FLECO applied for franchise renewal in December last year through House Bill (HB) No. 6484 to the House of Representatives’ 19th Congress. It currently holds an existing franchise granted by the National Electrification Commission in May 1978, which will expire on May 16, 2028.
The mayors urge the Senate and the House of Representatives to consider the “grievances” and “concerns” of the municipalities served by FLECO in “reviewing the renewal application” of the electric cooperative.
“We urge the lawmakers to reflect on the wider ramifications and prioritize the collective interests of the community over the electric cooperative’s own interests,” said Pakil Mayor Vincent Soriano.
According to the petition signed by the mayors, FLECO has allegedly “failed” to mitigate the increasing electricity prices for its captive market, violating its mandate under the Electric Power Industry Reform Act of 2001 (EPIRA, IRR Rule 7, Section 4h) to supply the electricity in the least cost manner.
‘High electricity rate’
FLECO’s residential rate in February this year was P14.9831/kWh, P3.3004 higher than its rate in February 2019 of P11.6827/kWh. Meralco’s rate was only P10.8895/kWh in February this year.
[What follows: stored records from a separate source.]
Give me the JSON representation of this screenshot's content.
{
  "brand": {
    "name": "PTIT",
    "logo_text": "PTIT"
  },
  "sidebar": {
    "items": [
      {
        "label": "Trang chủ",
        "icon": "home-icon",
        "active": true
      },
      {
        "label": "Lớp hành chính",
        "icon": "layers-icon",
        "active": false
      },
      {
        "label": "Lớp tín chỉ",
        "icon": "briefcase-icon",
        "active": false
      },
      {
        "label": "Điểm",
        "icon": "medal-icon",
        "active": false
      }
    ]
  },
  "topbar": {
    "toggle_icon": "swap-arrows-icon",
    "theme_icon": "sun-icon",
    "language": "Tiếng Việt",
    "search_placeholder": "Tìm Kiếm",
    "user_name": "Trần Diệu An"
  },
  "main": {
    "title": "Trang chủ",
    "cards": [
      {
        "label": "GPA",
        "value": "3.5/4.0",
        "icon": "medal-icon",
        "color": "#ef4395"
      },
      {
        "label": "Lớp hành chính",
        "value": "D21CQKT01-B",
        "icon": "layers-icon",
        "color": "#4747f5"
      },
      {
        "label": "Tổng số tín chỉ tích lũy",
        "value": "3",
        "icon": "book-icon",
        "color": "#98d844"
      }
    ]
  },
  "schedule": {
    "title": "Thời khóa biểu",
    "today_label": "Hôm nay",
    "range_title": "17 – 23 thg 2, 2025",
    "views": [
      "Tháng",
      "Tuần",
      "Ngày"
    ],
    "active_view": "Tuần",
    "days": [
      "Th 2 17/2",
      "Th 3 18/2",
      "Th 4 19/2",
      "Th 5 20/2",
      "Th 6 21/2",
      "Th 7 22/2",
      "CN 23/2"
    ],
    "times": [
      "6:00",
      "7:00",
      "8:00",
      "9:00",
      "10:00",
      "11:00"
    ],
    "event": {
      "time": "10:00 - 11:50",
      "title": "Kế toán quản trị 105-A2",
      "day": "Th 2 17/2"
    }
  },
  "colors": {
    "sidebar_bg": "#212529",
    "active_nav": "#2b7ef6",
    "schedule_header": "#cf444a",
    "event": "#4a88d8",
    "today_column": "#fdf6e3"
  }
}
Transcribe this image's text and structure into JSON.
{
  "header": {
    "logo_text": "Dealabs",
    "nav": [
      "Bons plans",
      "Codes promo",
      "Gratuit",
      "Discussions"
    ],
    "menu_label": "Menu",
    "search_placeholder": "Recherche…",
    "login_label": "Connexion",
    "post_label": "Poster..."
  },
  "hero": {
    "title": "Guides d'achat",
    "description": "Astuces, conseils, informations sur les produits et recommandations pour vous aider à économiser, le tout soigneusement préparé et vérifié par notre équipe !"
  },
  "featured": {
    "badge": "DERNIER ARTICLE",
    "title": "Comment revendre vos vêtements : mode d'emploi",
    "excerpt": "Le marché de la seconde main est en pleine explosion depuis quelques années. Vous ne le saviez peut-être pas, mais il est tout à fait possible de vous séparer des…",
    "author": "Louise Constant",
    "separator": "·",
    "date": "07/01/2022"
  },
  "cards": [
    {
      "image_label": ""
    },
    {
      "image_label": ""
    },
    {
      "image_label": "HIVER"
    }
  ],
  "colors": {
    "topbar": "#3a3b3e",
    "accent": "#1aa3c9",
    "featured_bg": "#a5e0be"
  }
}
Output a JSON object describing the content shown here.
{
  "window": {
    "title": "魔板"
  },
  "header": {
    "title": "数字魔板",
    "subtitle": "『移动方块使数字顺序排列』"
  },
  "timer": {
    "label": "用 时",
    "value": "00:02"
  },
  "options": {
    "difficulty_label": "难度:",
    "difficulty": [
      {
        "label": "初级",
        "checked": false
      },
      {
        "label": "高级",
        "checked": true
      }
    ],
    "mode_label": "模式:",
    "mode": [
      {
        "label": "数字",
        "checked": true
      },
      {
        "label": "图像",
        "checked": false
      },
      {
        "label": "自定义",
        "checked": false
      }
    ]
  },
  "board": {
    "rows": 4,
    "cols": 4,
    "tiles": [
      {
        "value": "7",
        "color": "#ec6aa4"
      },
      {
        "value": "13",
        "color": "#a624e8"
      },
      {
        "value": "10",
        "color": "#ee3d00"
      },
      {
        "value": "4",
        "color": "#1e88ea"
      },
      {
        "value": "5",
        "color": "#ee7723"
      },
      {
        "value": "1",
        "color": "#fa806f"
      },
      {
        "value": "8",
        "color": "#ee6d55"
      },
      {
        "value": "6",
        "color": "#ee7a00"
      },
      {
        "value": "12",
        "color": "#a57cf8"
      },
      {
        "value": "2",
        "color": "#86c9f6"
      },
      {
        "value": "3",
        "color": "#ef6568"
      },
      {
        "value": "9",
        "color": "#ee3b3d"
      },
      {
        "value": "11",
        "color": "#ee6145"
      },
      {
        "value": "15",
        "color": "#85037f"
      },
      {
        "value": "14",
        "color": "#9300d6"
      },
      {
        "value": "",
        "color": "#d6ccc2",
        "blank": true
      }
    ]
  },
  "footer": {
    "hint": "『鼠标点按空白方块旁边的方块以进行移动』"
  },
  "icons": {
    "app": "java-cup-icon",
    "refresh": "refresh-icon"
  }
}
The seemingly high electricity rate of FLECO is putting a “serious economic strain” on the residents and businesses in the 11 towns since the electricity bills, according to the petition, already represent roughly 11% of Laguna’s per-capita gross domestic product (GDP) in 2021, or P271,470 per capita.
Despite imposing high electricity rates, there are frequent and prolonged brownouts in the towns, resulting in costly disruptions of residential and commercial activities and stoppage of production processes.
Soriano added, “We are very concerned that due to FLECO’s unreliable service, investment inflows in our towns have become anemic, retarding the growth of our local economy and the improvement of our constituents’ welfare and living conditions.”
This is despite the proximity of FLECO’s franchise to economically developed areas in the south.
Most of the 11 Laguna towns in FLECO’s franchise areas have the potential to become commercial and tourist hubs. However, FLECO’s “inability” to put up necessary power infrastructure in a timely manner has “dampened investors’ enthusiasm and limited commercial and industrial developments in the municipalities,” according to the local chief executives.
The mayors strongly object to the renewal of FLECO’s franchise and encourage the electric cooperative to “develop solutions” with the adjacent utility company to “improve” electricity services in the area.
Among the mayors who signed the petition were Arrantlee Arroyo of Cavinti, Lorenzo Rellosa of Famy, Sandy Laganapan of Kalayaan, Alberto Reyes of Mabitac, Ronald Cosico of Paete, Vincent Soriano of Pakil, Gerald Aritao of Pangil, Patrick Ellis Go of Siniloan, Rocelle Carolino of Sta. Maria, and Cezar Areza of Pagsanjan.